Do any local vendors have any of these compact little devices? or something similar to power a Nautilus Mini?


----------



## Raithlin (19/2/16)

BumbleBee said:


> Do any local vendors have any of these compact little devices? or something similar to power a Nautilus Mini?


You're not gonna believe it, but I saw an iStick 30W on sale at my local baccy store. Blew my mind.

Mind you, he also has "Marlboro" flavoured liquids, and that Snoop Dogg hardware.


----------



## Mari (19/2/16)

Good day, We have the Eleaf iStick 40W @ R 645.00 http://www.vapedecadence.co.za/product/eleaf-istick-tc-40w-express-kit/

Reactions: Thanks 1 | Informative 1


----------



## Power Vapes SA (20/2/16)

We have both @BumbleBee

Reactions: Thanks 1


----------



## Andre (20/2/16)

Power Vapes SA said:


> We have both @BumbleBee


Cannot access your site - the age thingie keeps coming back!


----------



## DaveH (20/2/16)

Andre said:


> Cannot access your site - the age thingie keeps coming back!

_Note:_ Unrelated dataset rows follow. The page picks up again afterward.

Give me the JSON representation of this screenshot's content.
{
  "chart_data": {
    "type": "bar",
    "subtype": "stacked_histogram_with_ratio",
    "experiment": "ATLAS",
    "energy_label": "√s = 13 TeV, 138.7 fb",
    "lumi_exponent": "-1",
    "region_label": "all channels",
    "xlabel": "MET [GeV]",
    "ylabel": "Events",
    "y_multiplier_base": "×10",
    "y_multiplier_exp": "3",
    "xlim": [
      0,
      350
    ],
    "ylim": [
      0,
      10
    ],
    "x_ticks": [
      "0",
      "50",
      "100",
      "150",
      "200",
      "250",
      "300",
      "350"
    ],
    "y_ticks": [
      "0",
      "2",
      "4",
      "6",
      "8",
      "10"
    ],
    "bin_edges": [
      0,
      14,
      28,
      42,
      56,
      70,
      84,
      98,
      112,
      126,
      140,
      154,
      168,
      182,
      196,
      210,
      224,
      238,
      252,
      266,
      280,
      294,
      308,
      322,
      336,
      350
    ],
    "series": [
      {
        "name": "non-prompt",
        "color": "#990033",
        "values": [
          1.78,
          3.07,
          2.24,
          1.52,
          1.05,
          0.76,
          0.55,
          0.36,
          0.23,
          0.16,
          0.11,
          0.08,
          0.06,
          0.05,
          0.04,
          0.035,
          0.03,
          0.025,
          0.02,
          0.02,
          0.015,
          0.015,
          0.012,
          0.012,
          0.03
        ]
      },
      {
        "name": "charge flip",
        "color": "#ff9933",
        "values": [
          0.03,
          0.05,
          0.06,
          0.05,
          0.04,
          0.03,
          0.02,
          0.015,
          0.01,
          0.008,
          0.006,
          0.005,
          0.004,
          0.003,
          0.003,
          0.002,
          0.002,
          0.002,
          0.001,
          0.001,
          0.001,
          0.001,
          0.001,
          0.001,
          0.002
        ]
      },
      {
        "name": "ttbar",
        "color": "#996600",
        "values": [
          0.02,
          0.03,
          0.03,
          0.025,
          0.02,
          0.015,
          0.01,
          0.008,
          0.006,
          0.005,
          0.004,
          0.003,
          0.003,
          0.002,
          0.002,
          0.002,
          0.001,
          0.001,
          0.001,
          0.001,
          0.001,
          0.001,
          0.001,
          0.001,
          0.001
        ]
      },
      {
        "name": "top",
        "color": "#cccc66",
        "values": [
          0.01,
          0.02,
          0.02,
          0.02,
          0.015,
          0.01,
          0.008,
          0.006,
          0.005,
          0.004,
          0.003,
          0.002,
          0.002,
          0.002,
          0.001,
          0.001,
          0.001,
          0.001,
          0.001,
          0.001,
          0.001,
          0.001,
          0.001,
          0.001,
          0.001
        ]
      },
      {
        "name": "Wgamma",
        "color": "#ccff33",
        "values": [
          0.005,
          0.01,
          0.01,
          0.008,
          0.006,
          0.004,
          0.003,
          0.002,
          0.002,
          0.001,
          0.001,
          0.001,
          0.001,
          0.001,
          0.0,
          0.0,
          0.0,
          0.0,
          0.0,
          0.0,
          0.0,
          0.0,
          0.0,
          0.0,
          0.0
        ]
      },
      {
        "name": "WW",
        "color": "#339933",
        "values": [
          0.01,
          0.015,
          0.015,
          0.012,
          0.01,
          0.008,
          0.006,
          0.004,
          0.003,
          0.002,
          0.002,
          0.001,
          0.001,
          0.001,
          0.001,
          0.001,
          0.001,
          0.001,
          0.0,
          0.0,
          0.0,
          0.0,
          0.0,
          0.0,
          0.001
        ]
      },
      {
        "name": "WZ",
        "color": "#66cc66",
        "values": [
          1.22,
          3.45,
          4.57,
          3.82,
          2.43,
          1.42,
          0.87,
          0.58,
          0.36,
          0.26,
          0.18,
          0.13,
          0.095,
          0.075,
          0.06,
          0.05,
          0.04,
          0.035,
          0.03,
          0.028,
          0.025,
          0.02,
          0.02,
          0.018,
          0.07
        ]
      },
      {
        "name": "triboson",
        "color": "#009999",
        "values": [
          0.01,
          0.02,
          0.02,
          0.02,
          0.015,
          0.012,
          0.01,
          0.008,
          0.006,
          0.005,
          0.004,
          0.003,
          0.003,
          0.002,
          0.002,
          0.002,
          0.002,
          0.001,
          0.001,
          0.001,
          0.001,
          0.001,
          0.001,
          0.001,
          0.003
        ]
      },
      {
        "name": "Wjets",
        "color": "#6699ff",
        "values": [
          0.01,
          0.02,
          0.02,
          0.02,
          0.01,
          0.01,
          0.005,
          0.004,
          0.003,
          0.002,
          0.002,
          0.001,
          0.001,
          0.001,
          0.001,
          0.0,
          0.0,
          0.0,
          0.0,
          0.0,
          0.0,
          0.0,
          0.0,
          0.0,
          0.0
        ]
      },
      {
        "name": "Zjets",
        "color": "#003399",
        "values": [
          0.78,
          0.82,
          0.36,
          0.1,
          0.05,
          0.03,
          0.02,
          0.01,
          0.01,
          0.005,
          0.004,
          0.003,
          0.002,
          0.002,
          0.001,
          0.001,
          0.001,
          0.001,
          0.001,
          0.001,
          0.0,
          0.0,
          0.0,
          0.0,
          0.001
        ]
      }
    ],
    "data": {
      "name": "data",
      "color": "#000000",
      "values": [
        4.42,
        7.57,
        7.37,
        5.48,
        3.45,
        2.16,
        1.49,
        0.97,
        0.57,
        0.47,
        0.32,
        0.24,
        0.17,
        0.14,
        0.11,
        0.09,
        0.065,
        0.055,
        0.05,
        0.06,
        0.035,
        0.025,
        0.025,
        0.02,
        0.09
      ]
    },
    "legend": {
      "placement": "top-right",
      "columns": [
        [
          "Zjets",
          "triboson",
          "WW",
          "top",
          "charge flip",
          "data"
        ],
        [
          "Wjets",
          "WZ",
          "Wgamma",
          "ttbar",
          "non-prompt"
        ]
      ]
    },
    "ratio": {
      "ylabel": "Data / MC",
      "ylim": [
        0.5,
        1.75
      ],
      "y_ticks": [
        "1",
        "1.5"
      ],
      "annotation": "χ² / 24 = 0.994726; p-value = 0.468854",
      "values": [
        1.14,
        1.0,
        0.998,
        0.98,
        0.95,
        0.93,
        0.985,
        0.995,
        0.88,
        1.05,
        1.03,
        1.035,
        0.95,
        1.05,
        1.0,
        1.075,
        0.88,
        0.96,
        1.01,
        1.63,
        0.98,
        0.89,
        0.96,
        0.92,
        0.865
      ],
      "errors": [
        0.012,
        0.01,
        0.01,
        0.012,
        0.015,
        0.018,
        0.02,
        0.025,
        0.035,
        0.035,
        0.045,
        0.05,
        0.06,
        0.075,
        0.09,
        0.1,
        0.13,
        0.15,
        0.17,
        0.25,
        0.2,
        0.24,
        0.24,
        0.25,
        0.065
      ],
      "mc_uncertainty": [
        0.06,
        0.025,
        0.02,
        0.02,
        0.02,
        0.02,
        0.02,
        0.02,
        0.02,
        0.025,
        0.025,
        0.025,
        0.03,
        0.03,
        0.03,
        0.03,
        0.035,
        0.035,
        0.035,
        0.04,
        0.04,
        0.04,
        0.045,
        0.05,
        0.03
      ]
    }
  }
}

Same for me, I thought perhaps I was too old 
Dave

Reactions: Like 1 | Funny 1


----------



## Kuhlkatz (20/2/16)

DaveH said:


> Same for me, I thought perhaps I was too old
> Dave



It is an age thing ! Either you forgot to read this, or you forgot you did 

The Website is down for maintenance for a few days : http://www.ecigssa.co.za/website-downtime.t19703/


----------